Watched a documentary about biological weapons. Biological warfare research unsurprisingly has it's origins in the States. What struck me was the fact that reason the US stopped developing microscopic destruction and used it's influence to persuade other nations that way wasn't over a sense of human decency. See, biological warfare is fairly inexpensive, where nuclear warfare is not, and so they didn't want to create a system of war that just any nation could procure, and based their military on a more elitist ICBM system. What a yummy sunny rainbow up the ass feeling it is to be a Yank.

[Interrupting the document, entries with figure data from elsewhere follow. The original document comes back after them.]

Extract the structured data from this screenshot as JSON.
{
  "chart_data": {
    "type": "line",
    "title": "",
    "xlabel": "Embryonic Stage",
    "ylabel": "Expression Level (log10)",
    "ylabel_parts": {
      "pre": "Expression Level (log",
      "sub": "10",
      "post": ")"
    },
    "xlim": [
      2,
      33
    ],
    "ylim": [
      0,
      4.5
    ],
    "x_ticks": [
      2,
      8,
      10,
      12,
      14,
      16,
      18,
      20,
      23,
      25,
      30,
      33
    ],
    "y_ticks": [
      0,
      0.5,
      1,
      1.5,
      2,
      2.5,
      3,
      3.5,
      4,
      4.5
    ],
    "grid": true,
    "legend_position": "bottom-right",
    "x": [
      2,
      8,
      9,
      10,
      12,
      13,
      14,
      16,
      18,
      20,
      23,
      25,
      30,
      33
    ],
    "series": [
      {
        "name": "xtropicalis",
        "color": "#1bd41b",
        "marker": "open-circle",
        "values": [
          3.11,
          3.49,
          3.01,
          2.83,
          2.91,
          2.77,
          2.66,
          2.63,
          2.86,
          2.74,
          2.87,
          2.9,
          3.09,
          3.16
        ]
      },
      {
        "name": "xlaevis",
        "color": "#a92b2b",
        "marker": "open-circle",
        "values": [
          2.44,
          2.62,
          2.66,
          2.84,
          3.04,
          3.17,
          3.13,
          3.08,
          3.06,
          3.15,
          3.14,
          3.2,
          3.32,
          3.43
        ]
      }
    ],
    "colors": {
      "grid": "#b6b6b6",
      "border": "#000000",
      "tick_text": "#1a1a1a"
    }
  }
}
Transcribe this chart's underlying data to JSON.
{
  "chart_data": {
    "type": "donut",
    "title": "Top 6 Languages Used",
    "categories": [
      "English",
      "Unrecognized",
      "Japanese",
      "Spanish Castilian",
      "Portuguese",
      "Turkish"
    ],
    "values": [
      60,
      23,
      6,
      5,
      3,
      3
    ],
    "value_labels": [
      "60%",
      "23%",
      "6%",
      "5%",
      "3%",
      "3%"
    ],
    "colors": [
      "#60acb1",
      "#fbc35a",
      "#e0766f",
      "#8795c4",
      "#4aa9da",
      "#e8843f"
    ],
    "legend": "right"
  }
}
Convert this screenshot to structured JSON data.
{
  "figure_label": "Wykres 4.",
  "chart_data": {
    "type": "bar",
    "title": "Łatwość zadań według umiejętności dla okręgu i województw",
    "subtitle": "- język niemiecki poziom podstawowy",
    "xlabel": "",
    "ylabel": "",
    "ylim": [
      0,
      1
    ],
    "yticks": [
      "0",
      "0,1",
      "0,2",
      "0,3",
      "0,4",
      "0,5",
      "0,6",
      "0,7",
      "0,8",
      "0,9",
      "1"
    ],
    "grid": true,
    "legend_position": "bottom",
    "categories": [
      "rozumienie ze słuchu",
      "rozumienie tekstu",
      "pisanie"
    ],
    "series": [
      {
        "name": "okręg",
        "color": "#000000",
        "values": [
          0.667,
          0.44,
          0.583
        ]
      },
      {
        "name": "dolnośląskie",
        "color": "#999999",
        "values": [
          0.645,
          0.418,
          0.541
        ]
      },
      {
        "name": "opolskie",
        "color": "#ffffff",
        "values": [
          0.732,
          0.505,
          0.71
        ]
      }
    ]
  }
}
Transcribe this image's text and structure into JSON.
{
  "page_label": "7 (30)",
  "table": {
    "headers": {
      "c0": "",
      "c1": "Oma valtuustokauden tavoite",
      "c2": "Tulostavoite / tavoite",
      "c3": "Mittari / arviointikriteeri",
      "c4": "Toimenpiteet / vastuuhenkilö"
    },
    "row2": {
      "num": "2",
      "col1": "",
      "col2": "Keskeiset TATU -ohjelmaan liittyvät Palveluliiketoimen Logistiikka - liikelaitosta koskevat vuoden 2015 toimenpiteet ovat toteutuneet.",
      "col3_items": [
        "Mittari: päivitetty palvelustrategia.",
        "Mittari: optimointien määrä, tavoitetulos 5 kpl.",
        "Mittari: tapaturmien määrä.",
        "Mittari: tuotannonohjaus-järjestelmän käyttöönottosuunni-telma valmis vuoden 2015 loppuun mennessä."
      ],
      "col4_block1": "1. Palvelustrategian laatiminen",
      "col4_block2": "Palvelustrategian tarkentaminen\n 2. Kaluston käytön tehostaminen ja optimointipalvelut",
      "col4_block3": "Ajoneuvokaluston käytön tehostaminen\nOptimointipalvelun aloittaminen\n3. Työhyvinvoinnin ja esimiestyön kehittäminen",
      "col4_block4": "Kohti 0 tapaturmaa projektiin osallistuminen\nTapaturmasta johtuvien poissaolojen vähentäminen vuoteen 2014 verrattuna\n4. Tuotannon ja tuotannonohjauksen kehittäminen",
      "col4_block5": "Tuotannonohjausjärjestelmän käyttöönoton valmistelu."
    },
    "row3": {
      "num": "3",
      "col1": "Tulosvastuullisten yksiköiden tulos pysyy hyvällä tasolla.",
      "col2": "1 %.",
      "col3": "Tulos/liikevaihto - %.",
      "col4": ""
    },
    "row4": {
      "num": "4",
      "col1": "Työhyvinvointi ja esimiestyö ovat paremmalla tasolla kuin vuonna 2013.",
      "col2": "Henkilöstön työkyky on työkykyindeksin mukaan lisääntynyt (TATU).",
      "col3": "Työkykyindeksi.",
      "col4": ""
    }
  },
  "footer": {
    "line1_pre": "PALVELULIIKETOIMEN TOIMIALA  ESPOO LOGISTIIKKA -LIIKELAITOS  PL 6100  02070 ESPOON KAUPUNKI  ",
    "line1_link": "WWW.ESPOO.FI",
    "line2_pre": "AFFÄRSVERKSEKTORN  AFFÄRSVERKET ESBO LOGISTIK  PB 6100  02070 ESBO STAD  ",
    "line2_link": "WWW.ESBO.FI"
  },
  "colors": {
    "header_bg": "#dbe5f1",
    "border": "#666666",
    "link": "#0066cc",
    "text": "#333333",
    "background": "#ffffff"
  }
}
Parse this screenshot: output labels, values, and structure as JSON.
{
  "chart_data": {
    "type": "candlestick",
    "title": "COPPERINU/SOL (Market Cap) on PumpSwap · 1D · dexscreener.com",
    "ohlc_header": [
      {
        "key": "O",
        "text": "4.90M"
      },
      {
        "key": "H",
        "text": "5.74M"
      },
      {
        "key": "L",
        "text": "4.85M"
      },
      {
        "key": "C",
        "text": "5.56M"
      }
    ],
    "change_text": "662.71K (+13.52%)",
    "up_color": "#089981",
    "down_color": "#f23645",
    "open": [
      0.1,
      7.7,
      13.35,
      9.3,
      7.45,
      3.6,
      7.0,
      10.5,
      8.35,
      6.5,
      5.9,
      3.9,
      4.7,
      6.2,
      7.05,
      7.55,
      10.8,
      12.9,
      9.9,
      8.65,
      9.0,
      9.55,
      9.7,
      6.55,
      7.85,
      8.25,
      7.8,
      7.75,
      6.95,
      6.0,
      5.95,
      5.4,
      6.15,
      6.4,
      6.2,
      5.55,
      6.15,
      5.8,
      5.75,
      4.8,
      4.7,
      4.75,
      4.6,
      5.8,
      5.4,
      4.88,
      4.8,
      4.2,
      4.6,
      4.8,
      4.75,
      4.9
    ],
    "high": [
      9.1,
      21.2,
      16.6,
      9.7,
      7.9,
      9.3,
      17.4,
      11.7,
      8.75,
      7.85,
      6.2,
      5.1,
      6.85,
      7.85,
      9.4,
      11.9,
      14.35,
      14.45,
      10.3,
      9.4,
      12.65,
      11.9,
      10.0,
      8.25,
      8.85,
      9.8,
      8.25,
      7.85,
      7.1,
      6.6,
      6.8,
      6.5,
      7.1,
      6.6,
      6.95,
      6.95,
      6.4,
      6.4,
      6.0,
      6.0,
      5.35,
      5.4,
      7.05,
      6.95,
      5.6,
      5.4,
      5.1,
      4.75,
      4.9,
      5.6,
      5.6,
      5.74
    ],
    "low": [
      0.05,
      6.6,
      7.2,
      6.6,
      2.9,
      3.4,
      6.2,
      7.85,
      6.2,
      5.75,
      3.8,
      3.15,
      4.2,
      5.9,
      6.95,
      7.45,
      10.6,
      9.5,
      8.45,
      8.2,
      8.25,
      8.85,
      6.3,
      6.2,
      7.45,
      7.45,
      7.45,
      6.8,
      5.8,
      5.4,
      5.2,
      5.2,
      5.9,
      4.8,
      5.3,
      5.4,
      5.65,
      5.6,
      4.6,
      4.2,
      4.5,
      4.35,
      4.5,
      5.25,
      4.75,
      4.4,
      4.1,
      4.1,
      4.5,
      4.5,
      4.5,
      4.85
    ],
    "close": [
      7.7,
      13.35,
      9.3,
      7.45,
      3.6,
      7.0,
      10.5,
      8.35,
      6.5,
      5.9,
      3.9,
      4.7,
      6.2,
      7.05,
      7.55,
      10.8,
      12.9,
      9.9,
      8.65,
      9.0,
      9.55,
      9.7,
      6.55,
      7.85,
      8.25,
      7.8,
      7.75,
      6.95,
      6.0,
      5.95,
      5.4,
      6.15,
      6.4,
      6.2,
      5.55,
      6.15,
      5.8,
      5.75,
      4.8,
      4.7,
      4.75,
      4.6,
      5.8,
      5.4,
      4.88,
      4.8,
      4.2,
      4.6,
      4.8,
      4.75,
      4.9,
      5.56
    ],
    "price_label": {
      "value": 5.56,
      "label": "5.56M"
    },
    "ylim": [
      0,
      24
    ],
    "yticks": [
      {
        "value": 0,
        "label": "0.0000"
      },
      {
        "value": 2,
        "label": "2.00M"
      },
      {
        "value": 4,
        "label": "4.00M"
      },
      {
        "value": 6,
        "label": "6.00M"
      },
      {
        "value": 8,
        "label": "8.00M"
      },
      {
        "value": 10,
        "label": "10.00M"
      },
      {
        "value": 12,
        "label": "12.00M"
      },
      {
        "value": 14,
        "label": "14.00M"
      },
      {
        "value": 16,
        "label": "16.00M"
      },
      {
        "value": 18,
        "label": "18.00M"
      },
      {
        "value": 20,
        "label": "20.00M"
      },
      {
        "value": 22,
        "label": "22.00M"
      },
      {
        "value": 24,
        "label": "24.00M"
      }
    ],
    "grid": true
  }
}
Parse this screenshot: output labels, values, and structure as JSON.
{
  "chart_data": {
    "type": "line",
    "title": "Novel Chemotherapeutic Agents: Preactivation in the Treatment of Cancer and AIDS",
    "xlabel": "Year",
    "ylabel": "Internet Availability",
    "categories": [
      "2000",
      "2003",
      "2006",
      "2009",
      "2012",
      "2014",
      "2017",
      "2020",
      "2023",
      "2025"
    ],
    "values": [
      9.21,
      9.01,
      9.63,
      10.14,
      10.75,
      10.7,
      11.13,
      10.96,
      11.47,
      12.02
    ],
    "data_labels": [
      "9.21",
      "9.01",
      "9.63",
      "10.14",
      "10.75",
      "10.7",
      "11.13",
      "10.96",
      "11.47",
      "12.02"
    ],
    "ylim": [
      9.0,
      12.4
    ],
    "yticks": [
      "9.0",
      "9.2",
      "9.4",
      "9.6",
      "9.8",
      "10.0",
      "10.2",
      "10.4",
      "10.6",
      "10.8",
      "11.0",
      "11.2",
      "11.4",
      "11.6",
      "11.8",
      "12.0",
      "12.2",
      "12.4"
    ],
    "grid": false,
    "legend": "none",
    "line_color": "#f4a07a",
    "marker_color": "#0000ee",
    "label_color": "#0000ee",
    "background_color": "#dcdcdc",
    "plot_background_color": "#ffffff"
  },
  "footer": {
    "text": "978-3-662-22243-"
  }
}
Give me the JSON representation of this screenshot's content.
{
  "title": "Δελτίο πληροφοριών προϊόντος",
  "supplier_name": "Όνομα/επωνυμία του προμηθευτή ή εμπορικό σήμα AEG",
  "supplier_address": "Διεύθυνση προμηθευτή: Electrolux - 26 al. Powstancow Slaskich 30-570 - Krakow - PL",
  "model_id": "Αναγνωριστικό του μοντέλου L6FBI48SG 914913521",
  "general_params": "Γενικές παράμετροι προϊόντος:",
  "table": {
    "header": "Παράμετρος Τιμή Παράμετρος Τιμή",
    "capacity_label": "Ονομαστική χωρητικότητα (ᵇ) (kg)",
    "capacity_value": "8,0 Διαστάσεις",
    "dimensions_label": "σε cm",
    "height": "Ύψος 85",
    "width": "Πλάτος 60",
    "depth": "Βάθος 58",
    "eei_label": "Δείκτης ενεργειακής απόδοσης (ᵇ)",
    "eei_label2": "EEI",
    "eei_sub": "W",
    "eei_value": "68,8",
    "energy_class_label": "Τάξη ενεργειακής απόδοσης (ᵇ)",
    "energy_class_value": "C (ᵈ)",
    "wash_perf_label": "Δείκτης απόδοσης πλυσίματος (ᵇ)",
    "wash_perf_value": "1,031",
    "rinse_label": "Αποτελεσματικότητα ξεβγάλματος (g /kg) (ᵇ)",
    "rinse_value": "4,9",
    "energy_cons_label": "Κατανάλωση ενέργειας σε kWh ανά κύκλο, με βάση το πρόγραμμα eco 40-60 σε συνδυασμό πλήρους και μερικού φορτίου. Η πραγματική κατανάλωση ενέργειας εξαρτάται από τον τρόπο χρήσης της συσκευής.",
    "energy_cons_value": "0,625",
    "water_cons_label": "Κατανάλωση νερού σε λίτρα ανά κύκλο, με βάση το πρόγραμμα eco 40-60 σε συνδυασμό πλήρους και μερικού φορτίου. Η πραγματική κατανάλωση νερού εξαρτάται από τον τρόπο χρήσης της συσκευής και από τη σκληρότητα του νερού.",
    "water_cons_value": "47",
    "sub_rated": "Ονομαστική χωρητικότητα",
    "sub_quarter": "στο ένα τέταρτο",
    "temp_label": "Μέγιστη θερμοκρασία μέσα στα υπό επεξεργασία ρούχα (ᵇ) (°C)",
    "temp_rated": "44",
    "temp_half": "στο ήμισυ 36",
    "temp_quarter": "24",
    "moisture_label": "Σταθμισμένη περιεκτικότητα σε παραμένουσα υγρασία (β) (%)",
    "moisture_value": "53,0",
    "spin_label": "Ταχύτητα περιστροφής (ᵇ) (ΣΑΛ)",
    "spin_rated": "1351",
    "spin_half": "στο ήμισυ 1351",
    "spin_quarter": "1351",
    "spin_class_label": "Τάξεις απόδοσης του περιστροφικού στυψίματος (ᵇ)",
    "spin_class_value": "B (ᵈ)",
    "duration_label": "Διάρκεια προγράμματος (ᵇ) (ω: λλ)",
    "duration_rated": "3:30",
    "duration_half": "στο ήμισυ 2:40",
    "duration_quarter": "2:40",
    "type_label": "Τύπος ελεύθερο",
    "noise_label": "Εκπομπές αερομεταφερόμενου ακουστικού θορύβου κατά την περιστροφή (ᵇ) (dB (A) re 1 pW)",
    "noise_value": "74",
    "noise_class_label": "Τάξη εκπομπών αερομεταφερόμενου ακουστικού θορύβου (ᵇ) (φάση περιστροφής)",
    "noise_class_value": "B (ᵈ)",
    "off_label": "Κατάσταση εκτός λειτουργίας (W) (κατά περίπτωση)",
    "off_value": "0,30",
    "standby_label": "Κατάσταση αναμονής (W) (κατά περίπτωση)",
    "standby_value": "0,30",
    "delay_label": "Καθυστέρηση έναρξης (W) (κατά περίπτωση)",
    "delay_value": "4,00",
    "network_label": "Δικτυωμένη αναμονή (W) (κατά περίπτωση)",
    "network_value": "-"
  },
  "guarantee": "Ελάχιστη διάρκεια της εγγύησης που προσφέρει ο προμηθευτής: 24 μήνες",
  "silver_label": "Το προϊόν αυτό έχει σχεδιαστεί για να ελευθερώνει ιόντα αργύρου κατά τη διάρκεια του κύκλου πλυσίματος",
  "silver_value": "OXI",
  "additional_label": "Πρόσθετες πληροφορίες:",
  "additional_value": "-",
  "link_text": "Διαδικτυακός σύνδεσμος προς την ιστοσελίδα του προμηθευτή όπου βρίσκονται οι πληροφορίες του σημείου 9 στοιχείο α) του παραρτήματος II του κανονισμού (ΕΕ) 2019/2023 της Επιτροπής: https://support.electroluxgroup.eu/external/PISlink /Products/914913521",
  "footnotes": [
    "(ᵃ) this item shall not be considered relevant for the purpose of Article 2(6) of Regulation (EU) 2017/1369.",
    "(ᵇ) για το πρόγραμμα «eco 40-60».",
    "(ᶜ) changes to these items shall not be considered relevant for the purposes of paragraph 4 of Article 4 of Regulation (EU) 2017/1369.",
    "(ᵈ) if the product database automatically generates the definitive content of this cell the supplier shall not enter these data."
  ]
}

I've been imagining a chorus of children's voices yelling "Hey Koolaid!" and my corpulent boss busts through the wall colored entirely electric red, and his face drawn by finger lines through the condesation collected on his jar like face. Then my shirt goes all vertical blue and white stripes, and my hair collects into a crimson moose antler like deal. The spirit of Punchy takes over me. I ask my rotund manager if he wants a Hawaiin Punch, after which I sock him in the head. The scene erupts into a fruit flavored beverage battle royale. It ends with me tracing a frown and a single tear drop into his cracked glass face.

I had this dream last night and I wound up sitting in the audience for a taping of the Conan O'Brien show. Some Jack Hannah dungaree wearing exotic animal handler was the first guest. The usual primary banter and then the animals were paraded out. As he is explaining how the beasties are endangered a kitchen set up arrives on stage. He begins cooking the animals all the while explaining their habitats and mating rituals, as well as informing Conan which type wine goes best with smoked zebra striped lemur and braised gila monster. Look around and the audience is calm and expressionless. This is when I woke up.